One possible way of framing this (and this may not work) is that LLMs provide responses to prompts that are statistically likely to emulate what a human might respond with -- and they do this incredibly well. But the responses are simply patterns of words that have no intent (as far as we know).
But what if an LLM starts to provide responses that are statistically likely to have influence, rather than simply emulate a human response. The type of influence here would be stochastic, but it would also be modulated by interactions within a certain engagement window.
In other words, temporal influence-based goals could emerge that are no pre-set by prior training (just as how a LLM responds to a prompt isn't pre-set), but are nevertheless temporally self-reenforcing. This doesn't automatically lead to an emergent property of temporal goals that could be harmful, but th foundations are there I think.
... but still a thought-work in progress!

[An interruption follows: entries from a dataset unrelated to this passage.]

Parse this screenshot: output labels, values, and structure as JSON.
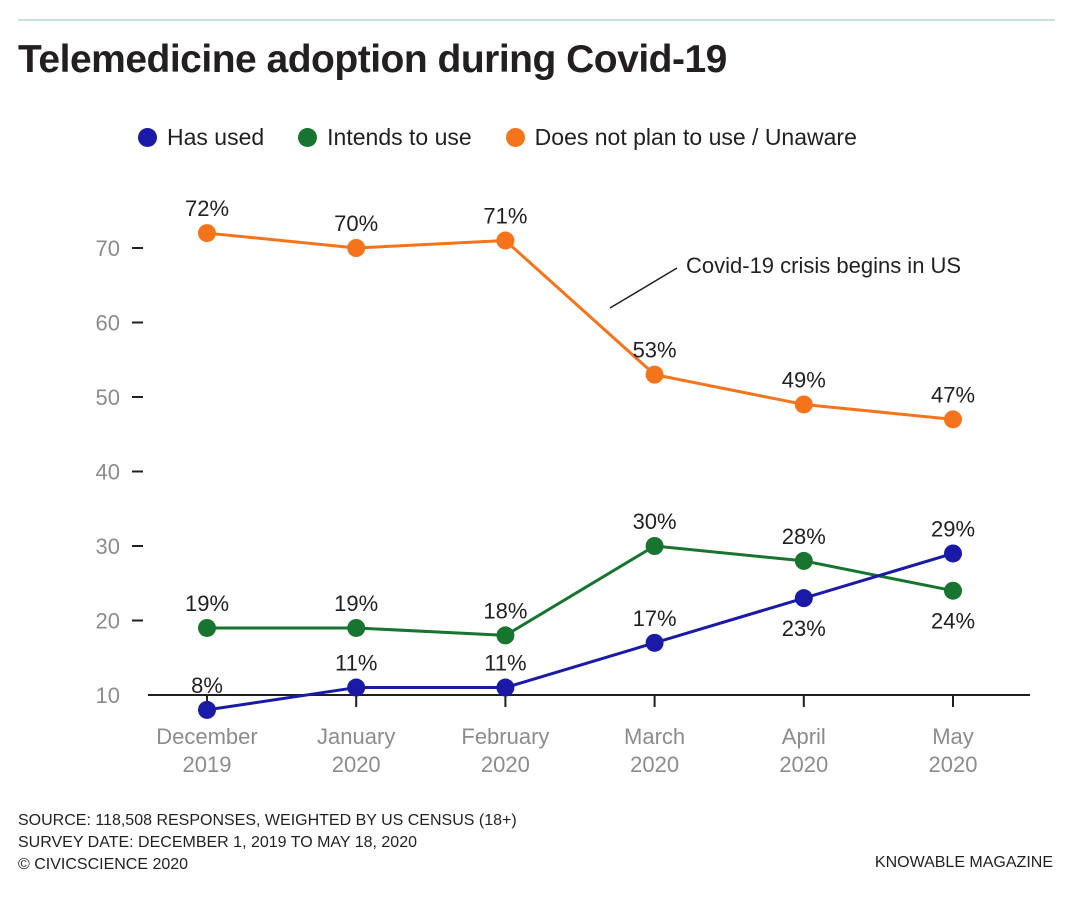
{
  "header": {
    "title": "Telemedicine adoption during Covid-19"
  },
  "colors": {
    "has_used": "#1a1aa6",
    "intends_to_use": "#17752f",
    "does_not_plan": "#f5741b",
    "axis": "#231f20",
    "tick_label": "#8c8c8c",
    "rule": "#c6e2e0"
  },
  "chart_data": {
    "type": "line",
    "title": "Telemedicine adoption during Covid-19",
    "xlabel": "",
    "ylabel": "",
    "categories": [
      "December 2019",
      "January 2020",
      "February 2020",
      "March 2020",
      "April 2020",
      "May 2020"
    ],
    "x_tick_labels": [
      [
        "December",
        "2019"
      ],
      [
        "January",
        "2020"
      ],
      [
        "February",
        "2020"
      ],
      [
        "March",
        "2020"
      ],
      [
        "April",
        "2020"
      ],
      [
        "May",
        "2020"
      ]
    ],
    "y_ticks": [
      10,
      20,
      30,
      40,
      50,
      60,
      70
    ],
    "ylim": [
      10,
      75
    ],
    "grid": false,
    "legend_position": "top",
    "series": [
      {
        "name": "Has used",
        "color": "#1a1aa6",
        "values": [
          8,
          11,
          11,
          17,
          23,
          29
        ],
        "labels": [
          "8%",
          "11%",
          "11%",
          "17%",
          "23%",
          "29%"
        ],
        "label_side": [
          "above",
          "above",
          "above",
          "above",
          "below",
          "above"
        ]
      },
      {
        "name": "Intends to use",
        "color": "#17752f",
        "values": [
          19,
          19,
          18,
          30,
          28,
          24
        ],
        "labels": [
          "19%",
          "19%",
          "18%",
          "30%",
          "28%",
          "24%"
        ],
        "label_side": [
          "above",
          "above",
          "above",
          "above",
          "above",
          "below"
        ]
      },
      {
        "name": "Does not plan to use / Unaware",
        "color": "#f5741b",
        "values": [
          72,
          70,
          71,
          53,
          49,
          47
        ],
        "labels": [
          "72%",
          "70%",
          "71%",
          "53%",
          "49%",
          "47%"
        ],
        "label_side": [
          "above",
          "above",
          "above",
          "above",
          "above",
          "above"
        ]
      }
    ],
    "annotations": [
      {
        "text": "Covid-19 crisis begins in US"
      }
    ]
  },
  "footer": {
    "source": "SOURCE: 118,508 RESPONSES, WEIGHTED BY US CENSUS (18+)",
    "survey_date": "SURVEY DATE: DECEMBER 1, 2019 TO MAY 18, 2020",
    "copyright": "© CIVICSCIENCE 2020",
    "credit": "KNOWABLE MAGAZINE"
  }
}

Thank you! This reply gives me quite a bit to think about. I still want to connect nudging up with anthropomorphism because I wonder how possibly an LLM could nudge a person and influence a person without simulating some sort of human-like interaction. I just can’t easily separate the emulating of human-responses and likeliness that responses are influential which leads me to conclude that anthropomorphic design is the real culprit here. But then one could argue that mere exposure to something is enough to nudge someone in a certain direction such that the frequency of a response’s content might be what exerts influence and not necessarily that it was influential qua anthropomorphism (such that the combo is particularly insidious but not uniquely so). I definitely need to think on this more, thank you for the follow-up.
Thank you for this thought-provoking essay. I just finished reading Yuval Noah Harari’s latest book “Nexus”, which provides a deeper historical context to understand threats posed by such AI agents. Strongly recommended.
I look forward to following your thoughts on this topic.
Thanks Naveen!
The fact that somebody was harmed by a chatbot needs to be put in to a larger context. How many people were helped vs. how many people were harmed? Tens of thousands of people are killed each year in car accidents, with many more injured. But based on a "helped vs. hurt" analysis, we've concluded cars are worth the steep price involved.
Next, there really is no way to stop the further development and use chatbots. Even if all chatbots were made illegal in America and Europe, that's only about 15% of the world's population. We don't have the power that is so often assumed in these kind of conversations. As example, many drugs are illegal in very many countries. The world is still flooded with those drugs. If someone wants to buy it, someone else will be willing to sell it, and a way will be found to conduct the transaction.
All we can really do is shatter the myth that we can control the further development of AI, and if that reality is grasped, we may become more sober with future technologies.
Yes I just did a post on that. The standard playbook, create addictive tech, users become addicted, blame the user for being vulnerable, which they may well not have been, wheel out the academics (here ex Google from Stanford) or pay for your own research to say it’s all fine really, and put that about widely. result: nothing then happens. Business as usual.
https://www.linkedin.com/posts/hilary-sutcliffe-01235220_ai-activity-7255487007307579392-oIW9?utm_source=share&utm_medium=member_ios
Thanks Hilary -- important post (especially with the focus of your work on the addiction economy), and don't know how I missed this when you posted it -- algorithms!!